M. Jeholet a toutefois dénoncé les propos du ministre qui, dans un entretien à La Libre, a accusé certains MR au gouvernement fédéral de considérer la Wallonie comme de la m…. « Personne ne veut qu’il y ait un préjudice pour les Wallons. Le ton de votre interview a heurté », a répondu le chef de groupe. M. Lacroix s’est excusé d’avoir pu choqué certains libéraux du parlement wallon, en précisant que ce n’était pas eux qui étaient visés.

Le ministre PS a mis en garde le MR contre les effets du climat actuel d’hostilité entre la Wallonie et le pouvoir fédéral. « Derrière tout ça, il y a un scénario imaginé par la N-VA qui est de pousser à bout la Wallonie pour qu’elle rompe le dialogue.

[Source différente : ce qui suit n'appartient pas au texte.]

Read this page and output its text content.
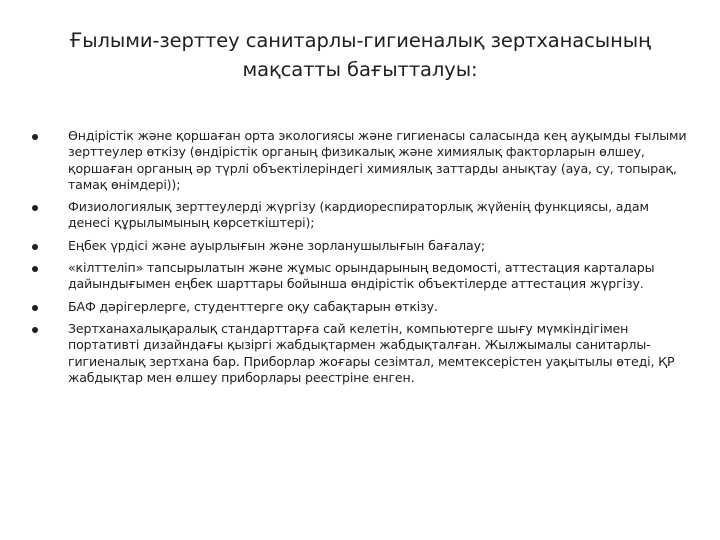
Ғылыми-зерттеу санитарлы-гигиеналық зертханасының мақсатты бағытталуы:
Өндірістік және қоршаған орта экологиясы және гигиенасы саласында кең ауқымды ғылыми зерттеулер өткізу (өндірістік органың физикалық және химиялық факторларын өлшеу, қоршаған органың әр түрлі объектілеріндегі химиялық заттарды анықтау (ауа, су, топырақ, тамақ өнімдері));
Физиологиялық зерттеулерді жүргізу (кардиореспираторлық жүйенің функциясы, адам денесі құрылымының көрсеткіштері);
Еңбек үрдісі және ауырлығын және зорланушылығын бағалау;
«кілттеліп» тапсырылатын және жұмыс орындарының ведомості, аттестация карталары дайындығымен еңбек шарттары бойынша өндірістік объектілерде аттестация жүргізу.
БАФ дәрігерлерге, студенттерге оқу сабақтарын өткізу.
Зертханахалықаралық стандарттарға сай келетін, компьютерге шығу мүмкіндігімен портативті дизайндағы қызіргі жабдықтармен жабдықталған. Жылжымалы санитарлы-гигиеналық зертхана бар. Приборлар жоғары сезімтал, мемтексерістен уақытылы өтеді, ҚР жабдықтар мен өлшеу приборлары реестріне енген.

Les représentants francophones au gouvernement fédéral doivent être vigilants. Je ne pense pas que le choix d’un ministre des Finances N-VA était innocent », a fait remarquer M. Lacroix.

Vendredi, le Premier ministre Charles Michel a qualifié d' »irresponsable » l’attitude du gouvernement wallon qui entend se limiter à un effort complémentaire de 140 millions d’euros en vue de son ajustement budgétaire, en attendant une discussion en groupe de travail avec le fédéral.

« Ce ne sont pas des propos de nature à calmer le débat », a regretté M. Lacroix.

La Wallonie conteste la méthode de calcul du SPF Finances, qui aboutit à une diminution considérable des moyens des Régions tirés de l’impôt des personnes physiques. « Au total, 3 milliards disparaissent de l’estimation du SPF Finances », a indiqué M. Lacroix.

La Commission du parlement organisera des auditions à cet effet et invitera les représentants du SPF et Conseil supérieur des Finances à s’exprimer.

« C’est à pleurer de voir comment les choses se déroulent », a regretté Dimitri Fourny (cdH).

« Votre attitude va appauvrir la Wallonie, et cela se reportera sur le citoyen », a lancé Christophe Collignon (PS) au MR.

Ecolo a déploré l’imbroglio actuel et pointé lui aussi du doigt la N-VA. « Il y en a un aujourd’hui qui s’amuse beaucoup de voir arriver les problèmes beaucoup plus vite que prévu », a dit Stéphane Hazée (Ecolo), dans une allusion au président du parti nationaliste flamand, Bart De Wever.